The whole thing is plainly a nonsense, an ill-thought-out muddle of decisions designed and executed on the hoof. Mr Ridley may have been right after all. A government that fully believes in the virtues of the free market should have the courage of its convictions and dispense with golden shares.

Regional revolt not all bad news for ITN

The news service provided by ITN to ITV and Channel 4 has come under some heavy fire, not just from viewers (many of whom prefer the BBC's version) but from ITN clients, too. At least four of them - the regional ITV companies HTV, Yorkshire-Tyne Tees, Anglia and Meridian - have formally asked the Independent Television Commission to find a competing news provider capable of supplying news services in place of ITN.

The only obvious alternative to ITN at present comes in the form of Sky, the 24-hour news service provided by BSkyB, 40 per cent owned by Rupert Murdoch's News Corporation. Just what is being proposed here? To replace one news service that many don't rate highly, with another that many do not rate at all? Hardly. None of the leading ITV companies is really serious about bringing in Sky. They are seeking, rather, a lower-cost news contract from ITN, and some of them view Sky's willingness to undercut ITN as the perfect lever. Are not the ITV companies in danger of seeing things the wrong way round, however? They might well be better advised to view ITN as a real investment, open to improvement, and able to earn a decent return in the expanding world of television news.

That is certainly how Carlton and Granada, the lead investors in ITN, should be behaving. But even the four complaining ITV companies might want to take a long-term view of ITN. Rather than push for cut-rate news, their better course might be to develope a reinvigorated ITN. There is, of course, a more cynical reading of the complaining four. All of them are thought to be interested in buying the shares in ITN being sold by Granada and Carlton, which must lower their stakes below the 20 per cent maximum set by the ITC. If there is a chance of ITN facing competition from the likes of Sky, the price at which the shares change hands might drop. The four could get their hands on cheap stock.

That doesn't change the long-term attractiveness of a well-financed, aggressive news service. ITN should be a jewel in its owners' crown, not a cost centre to be whittled down to size. With the explosive growth of digital television just around the corner, broadcasters will be desperate for product. News and current affairs are always in demand. Why not create an ITN to fit the bill?

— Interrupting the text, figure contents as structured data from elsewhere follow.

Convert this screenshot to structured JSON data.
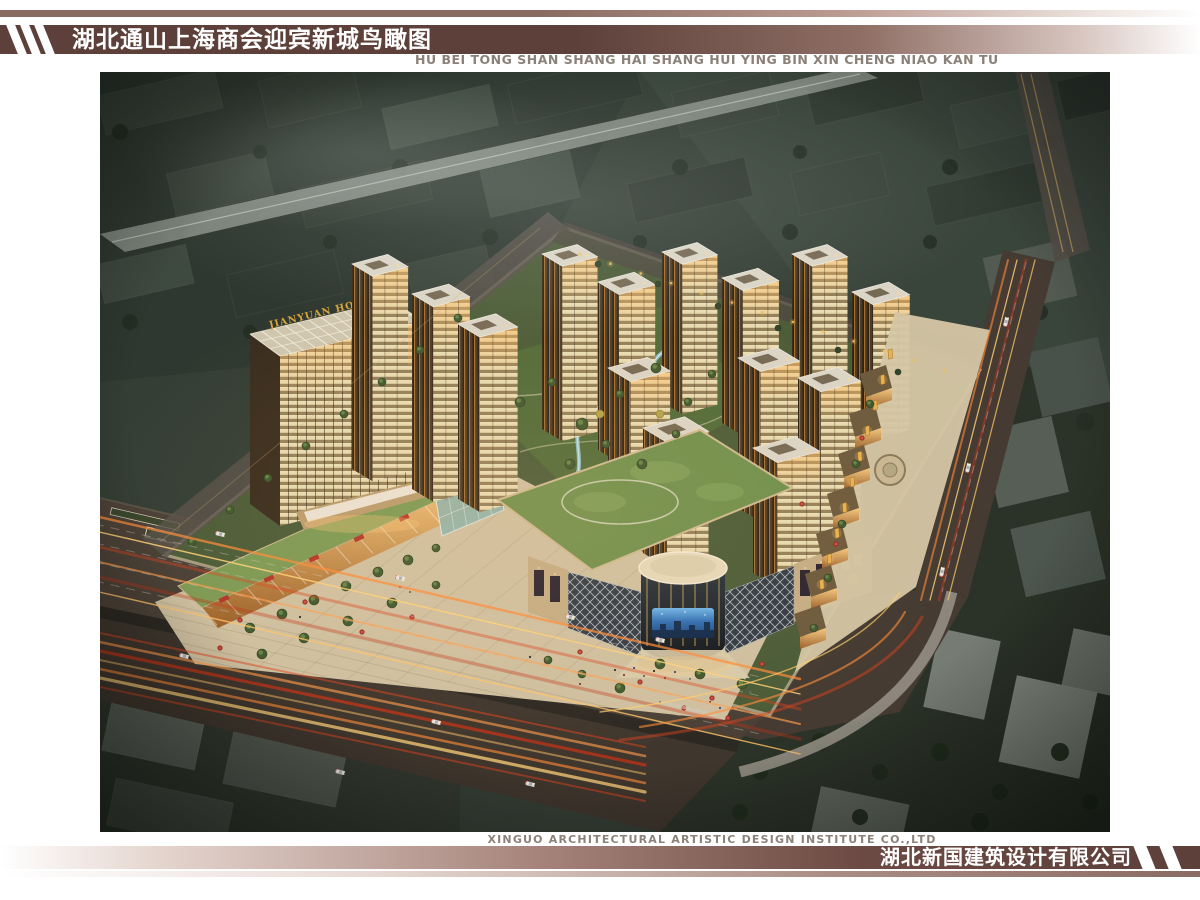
{
  "header": {
    "title": "湖北通山上海商会迎宾新城鸟瞰图",
    "subtitle": "HU BEI TONG SHAN SHANG HAI SHANG HUI YING BIN XIN CHENG NIAO KAN TU"
  },
  "footer": {
    "company_en": "XINGUO ARCHITECTURAL ARTISTIC DESIGN INSTITUTE CO.,LTD",
    "company_cn": "湖北新国建筑设计有限公司"
  },
  "rendering": {
    "hotel_sign": "JIANYUAN HOTEL",
    "description": "Night-time aerial bird's-eye rendering of Yingbin New City: rows of lit high-rise residential towers, a hotel tower with rooftop trellis, street-front commercial blocks, a circular glass shopping atrium with LED screen, landscaped gardens, and boulevards with car light trails surrounded by a dark city context."
  },
  "colors": {
    "band_dark": "#5d403a",
    "band_thin": "#8a6b62",
    "stripe_white": "#ffffff",
    "subtitle_gray": "#8b8178",
    "title_white": "#ffffff"
  }
}
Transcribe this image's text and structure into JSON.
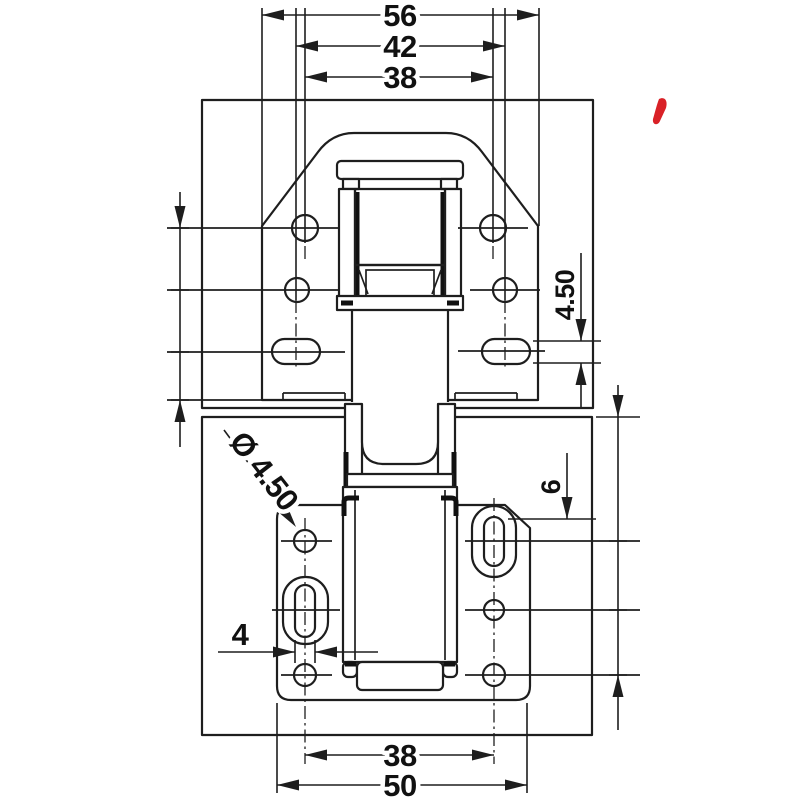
{
  "drawing": {
    "dimensions": {
      "top": {
        "overall": "56",
        "slot_centers": "42",
        "hole_centers": "38"
      },
      "left_chain": "10 • 12 • 12",
      "flange_slot_height": "4.50",
      "plate_slot_offset": "6",
      "right_chain": "13 • 14 • 25.50",
      "hole_diameter": "Ø 4.50",
      "plate_slot_width": "4",
      "bottom": {
        "hole_centers": "38",
        "plate_width": "50"
      }
    },
    "colors": {
      "ink": "#1e1e1e",
      "red_mark": "#d92127",
      "panel_fill": "#fcfcfc",
      "part_fill": "#ffffff"
    }
  }
}
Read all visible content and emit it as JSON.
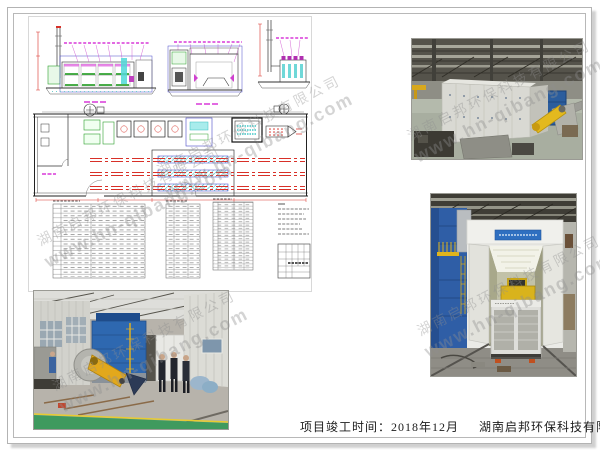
{
  "document": {
    "caption": {
      "project_completion": "项目竣工时间：2018年12月",
      "company": "湖南启邦环保科技有限公司"
    },
    "watermark": {
      "company": "湖南启邦环保科技有限公司",
      "website": "www.hn-qibang.com"
    },
    "drawing": {
      "colors": {
        "outline_blue": "#4848c8",
        "dimension_magenta": "#d838d8",
        "rail_red": "#d83028",
        "equipment_green": "#2ca02c",
        "hatch_cyan": "#38c0c0"
      }
    },
    "photos": {
      "count": 3
    }
  }
}
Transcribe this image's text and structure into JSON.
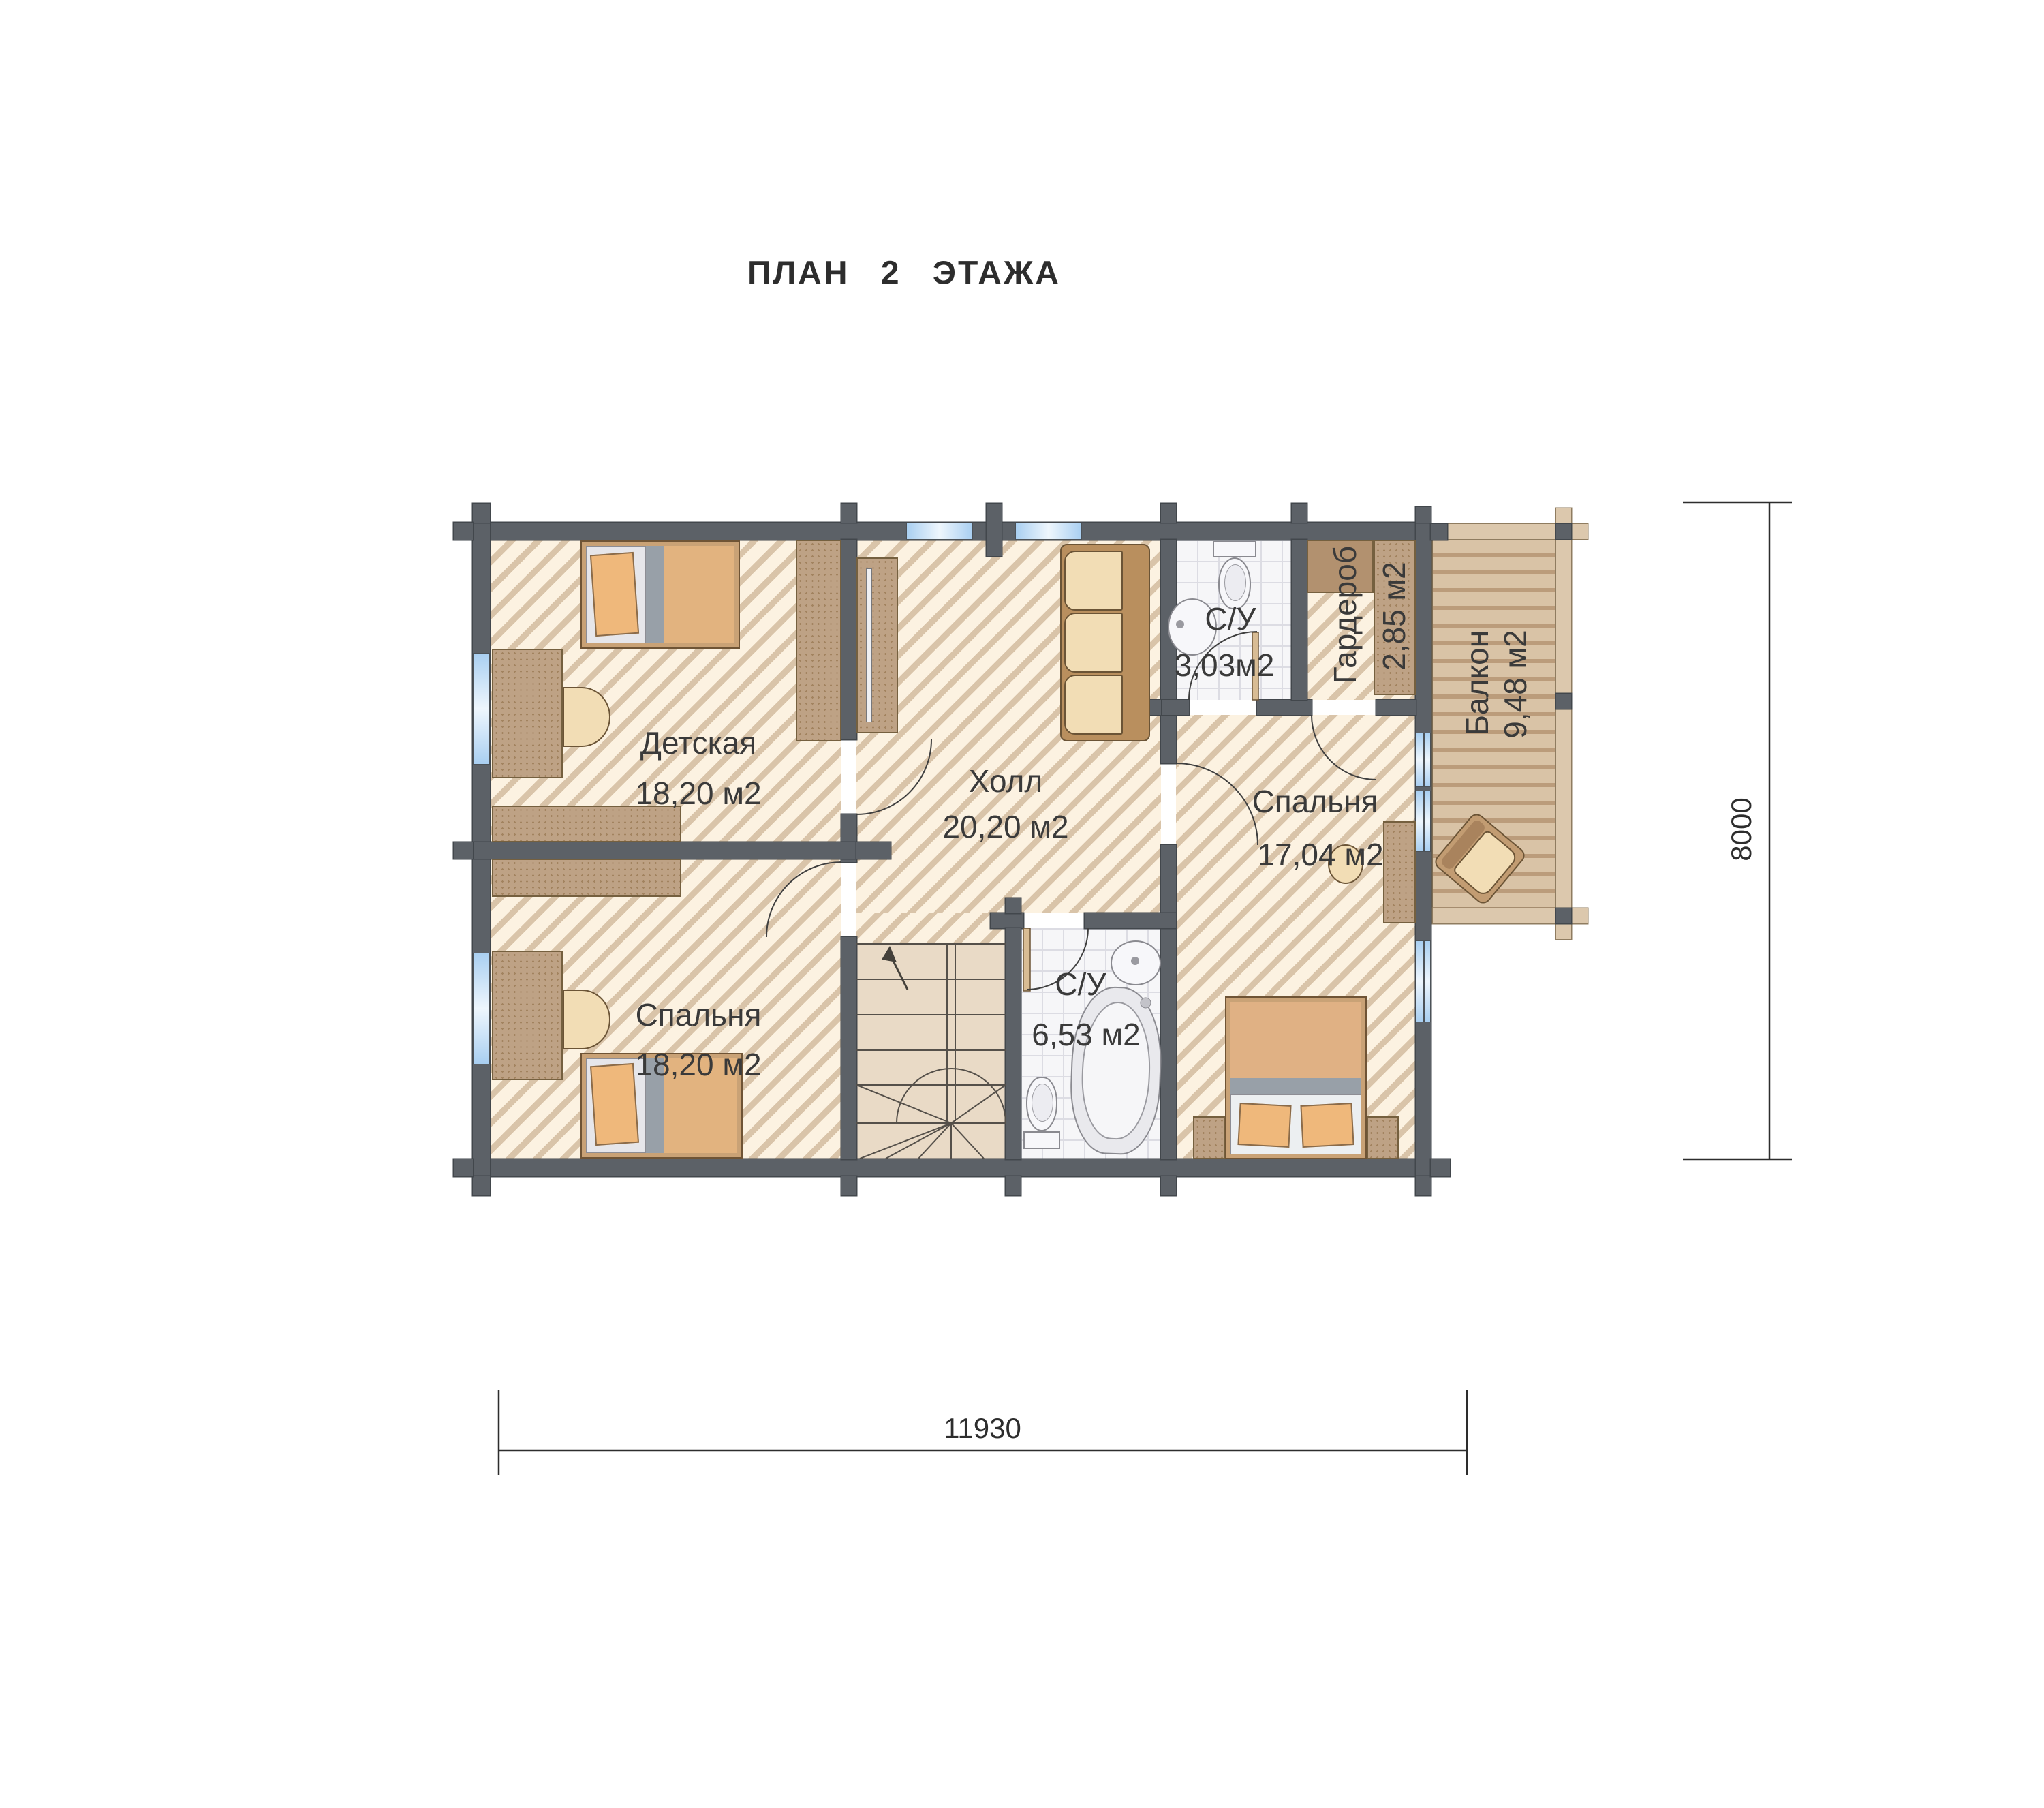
{
  "title": "ПЛАН  2  ЭТАЖА",
  "rooms": {
    "nursery": {
      "name": "Детская",
      "area": "18,20  м2"
    },
    "bedroom_left": {
      "name": "Спальня",
      "area": "18,20  м2"
    },
    "hall": {
      "name": "Холл",
      "area": "20,20  м2"
    },
    "bathroom_top": {
      "name": "С/У",
      "area": "3,03м2"
    },
    "wardrobe": {
      "name": "Гардероб",
      "area": "2,85  м2"
    },
    "balcony": {
      "name": "Балкон",
      "area": "9,48  м2"
    },
    "bedroom_right": {
      "name": "Спальня",
      "area": "17,04  м2"
    },
    "bathroom_bottom": {
      "name": "С/У",
      "area": "6,53  м2"
    }
  },
  "dimensions": {
    "width_mm": "11930",
    "height_mm": "8000"
  },
  "colors": {
    "wall": "#5c6167",
    "floor": "#fcf2e1",
    "hatch": "#d9c4a9",
    "tile": "#f6f6f8",
    "deck": "#d9c3a6",
    "window": "#a9cff1",
    "furniture": "#bea285",
    "cushion": "#f2ddb5",
    "mattress": "#e0b184",
    "text": "#3a3a3a"
  }
}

Holidaymakers resist travel trade hype

No matter how hard the travel industry tries to talk up the market, it keeps running into a brick wall of customer resistance. After a blazing summer, which burned a hole in many a travel agent's pocket, the whole industry was banking on a better 1996. Capacity has been cut. Brochure prices have been hiked by nearly 10 per cent. So far to no avail. The fact is that holidaymakers are not buying the marketing hype and their bargain-hunting tendencies are causing a steady drizzle on the travel companies' parade.

With bookings for next season off 30 per cent so far, it appears that far from being weened off the drug of late booking, the Great British holidaymaker is becomingmore addicted. It is possibly premature to talk this early of disaster to come. But if the booking slump continues much longer the industry will be looking at drastic discounting yet again. There is no panic yet. January is the key month for summer bookings. None the less, there is real concern in the air.